Here’s a good start on an official look into the recent surge in minor North Texas earthquakes: Railroad Commissioner David Porter says he’ll hold a town hall meeting on the subject Jan. 2 in Azle.
The prime suspect for a cause in the 30 (and counting) earthquakes near Azle since early November has been the area’s waste water disposal wells, which inject millions of gallons of Barnett Shale natural gas drilling waste deep underground.
There’s no specific proof the disposal wells are behind the quakes, but the Railroad Commission is in charge of regulating the wells. It has not been a hard-nosed regulator.
Nor is Porter known as a sharp-toothed industry watchdog. His online biography says his CPA practice in Midland is built on “providing accounting and tax services to oil and gas producers, royalty owners, oil field service companies” and other clients.
Still, give him credit for stepping into the arena and making himself available to North Texas residents who want to get to the bottom of all of this.
Another 3.3-magnitude earthquake struck just outside of Azle at 7:11 a.m. Monday.
That’s the same size as the one northwest of the city just after 11:30 a.m. Sunday, according to the U.S. Geological Survey.
A 3.3 quake is not quite earth-shaking enough to cause damage to structures, in most cases, and no injuries have been reported.
The Railroad Commission says on its website that its staff is “closely following various studies that are being conducted to determine possible man-made causes of recent seismic events.”

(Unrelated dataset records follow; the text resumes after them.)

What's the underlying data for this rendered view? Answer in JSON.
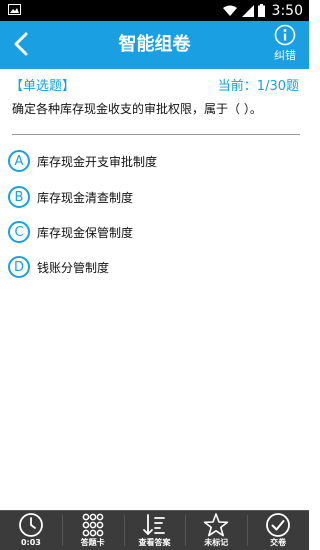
{
  "status_bar": {
    "time": "3:50"
  },
  "header": {
    "title": "智能组卷",
    "correct_label": "纠错"
  },
  "question": {
    "type_label": "【单选题】",
    "progress": "当前：1/30题",
    "text": "确定各种库存现金收支的审批权限，属于（      ）。",
    "options": [
      {
        "letter": "A",
        "text": "库存现金开支审批制度"
      },
      {
        "letter": "B",
        "text": "库存现金清查制度"
      },
      {
        "letter": "C",
        "text": "库存现金保管制度"
      },
      {
        "letter": "D",
        "text": "钱账分管制度"
      }
    ]
  },
  "bottom_bar": {
    "timer": "0:03",
    "answer_card": "答题卡",
    "view_answer": "查看答案",
    "unmarked": "未标记",
    "submit": "交卷"
  },
  "colors": {
    "accent": "#1aa0e2",
    "bottom_bar": "#3b3b3b"
  }
}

But it also says, “Texas has a long history of safe injection [of drilling wastes], and staff has not identified a significant correlation between [earthquakes] and injection practices.”
Commission regulations require an evaluation of underground faults and geologic traits before it grants permits for disposal wells. Injection is confined to specific flow rates and intervals.
The website says the commission staff could suspend or terminate a permit “if science and data indicated a problem.”
Chesapeake Energy voluntarily closed one of its two injection wells at Dallas/Fort Worth Airport after a spate of earthquakes there in 2009, although the company said a scientific link between the wells and the quakes was not shown.
An SMU researcher said the injection wells were a “plausible” cause of the quakes.
The USGS website cites “evidence that some central and eastern North America earthquakes have been triggered or caused by human activities that have altered the stress conditions in [the] earth’s crust sufficiently to induce faulting.”
The agency lists “injection of fluid into the earth’s crust” among the suspect activities.
But it’s hard to say for sure.
“Even within areas with many human-induced earthquakes … the activity that seems to induce seismicity at one location may be taking place at many other locations without inducing felt earthquakes,” the USGS says. “In addition, regions with frequent induced earthquakes may also be subject to damaging earthquakes that would have occurred independently of human activity.”
Any suspected triggering activities would have to be investigated for how they might have altered natural stresses in bedrock and how the quakes differ from natural earthquakes in the region.
A statement from the Railroad Commission says Porter “will listen to residents’ concerns and outline what he plans to do …”
Other state and local officials also will attend the 7 p.m. Jan. 2 meeting at the Azle High School Auditorium, the statement says.
The more, the better. Local residents deserve this opportunity to air their concerns.
Porter should be commended for bringing the meeting to them rather than making them trek to Austin to have their voices heard.